HTML5 saw the introduction of the very useful placeholder attribute for input elements, but it’s not supported in Internet Explorer before version 10. There are still a number of people out there with version 8 & 9 but fortunately there are some ways to support placeholders in these older browsers with Javascript.

The old way

Before placeholders, I used to toggle default text on and off using Javascript and used an alternative field for dealing with password fields (here and here). You could still use these older methods for browsers that don’t support placeholders but I found a much simpler way to do it today.

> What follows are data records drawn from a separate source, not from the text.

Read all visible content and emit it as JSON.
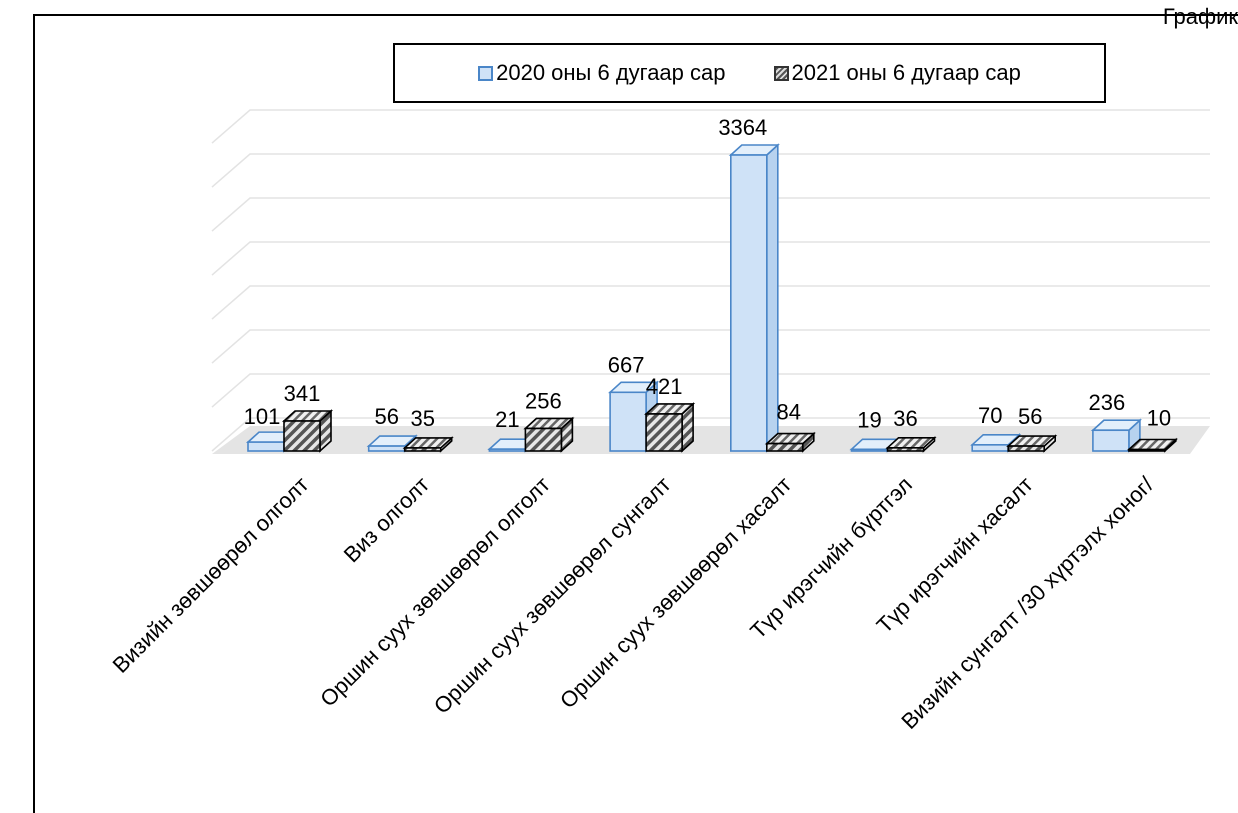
{
  "corner_label": "График",
  "chart_data": {
    "type": "bar",
    "title": "",
    "xlabel": "",
    "ylabel": "",
    "ylim": [
      0,
      3500
    ],
    "grid": true,
    "legend_position": "top",
    "categories": [
      "Визийн зөвшөөрөл олголт",
      "Виз олголт",
      "Оршин суух зөвшөөрөл олголт",
      "Оршин суух зөвшөөрөл сунгалт",
      "Оршин суух зөвшөөрөл хасалт",
      "Түр ирэгчийн бүртгэл",
      "Түр ирэгчийн хасалт",
      "Визийн сунгалт /30 хүртэлх хоног/"
    ],
    "series": [
      {
        "name": "2020 оны 6 дугаар сар",
        "values": [
          101,
          56,
          21,
          667,
          3364,
          19,
          70,
          236
        ],
        "color": "#4a86c8"
      },
      {
        "name": "2021 оны 6 дугаар сар",
        "values": [
          341,
          35,
          256,
          421,
          84,
          36,
          56,
          10
        ],
        "color": "#000000"
      }
    ]
  }
}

Implementing placeholders in older browsers

I don’t claim any credit for the code on this page, I’ve just assembled it together and tested it on IE8 & IE9 and made sure it doesn’t run on modern browsers.

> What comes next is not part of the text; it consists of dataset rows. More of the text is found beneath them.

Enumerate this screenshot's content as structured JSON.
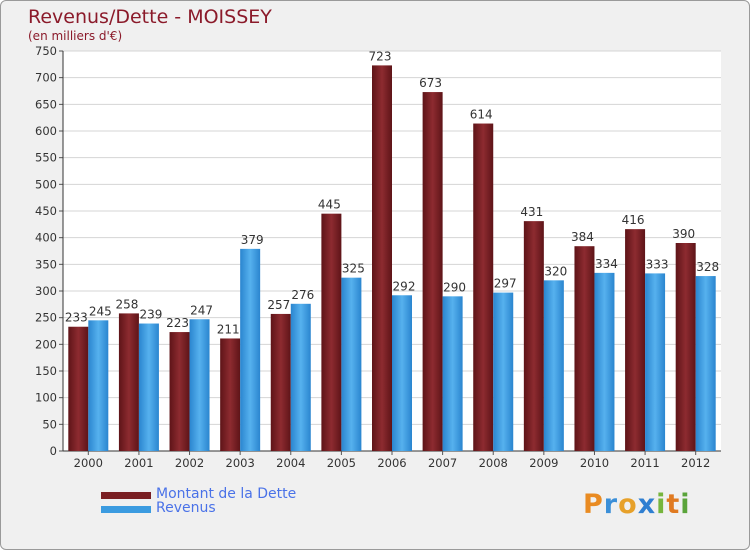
{
  "title": "Revenus/Dette - MOISSEY",
  "subtitle": "(en milliers d'€)",
  "brand": {
    "letters": [
      "P",
      "r",
      "o",
      "x",
      "i",
      "t",
      "i"
    ],
    "colors": [
      "#e98b22",
      "#3b8fd8",
      "#e7a12a",
      "#2f7fd1",
      "#76b53d",
      "#e07a21",
      "#5aa43a"
    ]
  },
  "colors": {
    "dette": "#7a1f23",
    "revenus": "#3b9be0",
    "title": "#8b1a2a",
    "legend_text": "#4a72e8",
    "background": "#f0f0f0"
  },
  "chart_data": {
    "type": "bar",
    "title": "Revenus/Dette - MOISSEY",
    "ylabel": "(en milliers d'€)",
    "ylim": [
      0,
      750
    ],
    "yticks": [
      0,
      50,
      100,
      150,
      200,
      250,
      300,
      350,
      400,
      450,
      500,
      550,
      600,
      650,
      700,
      750
    ],
    "grid": true,
    "legend_position": "bottom-left",
    "categories": [
      "2000",
      "2001",
      "2002",
      "2003",
      "2004",
      "2005",
      "2006",
      "2007",
      "2008",
      "2009",
      "2010",
      "2011",
      "2012"
    ],
    "series": [
      {
        "name": "Montant de la Dette",
        "key": "dette",
        "values": [
          233,
          258,
          223,
          211,
          257,
          445,
          723,
          673,
          614,
          431,
          384,
          416,
          390
        ]
      },
      {
        "name": "Revenus",
        "key": "revenus",
        "values": [
          245,
          239,
          247,
          379,
          276,
          325,
          292,
          290,
          297,
          320,
          334,
          333,
          328
        ]
      }
    ]
  }
}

The testing for placeholders code comes from here.
The jQuery placeholder code comes from here.

You may want to change it to suit your own use-cases or other functions you might have for detecting whether placeholders are supported (e.g. with Modernizr) or use vanilla Javascript instead of jQuery.

function placeholderIsSupported() {
	var test = document.createElement('input');
	return ('placeholder' in test);
}

if(!placeholderIsSupported()) {
	$('[placeholder]').focus(function () {
		var input = $(this);
		if (input.val() == input.attr('placeholder')) {
			input.val('');
			input.removeClass('placeholder');
		}
	}).blur(function () {
		var input = $(this);
		if (input.val() == '' || input.val() == input.attr('placeholder')) {
			input.addClass('placeholder');
			input.val(input.attr('placeholder'));
		}
	}).blur();
}

Note that the password placeholder will still be masked and will not show whatever text you have put in there as a placeholder (.e.g placeholder=”password”).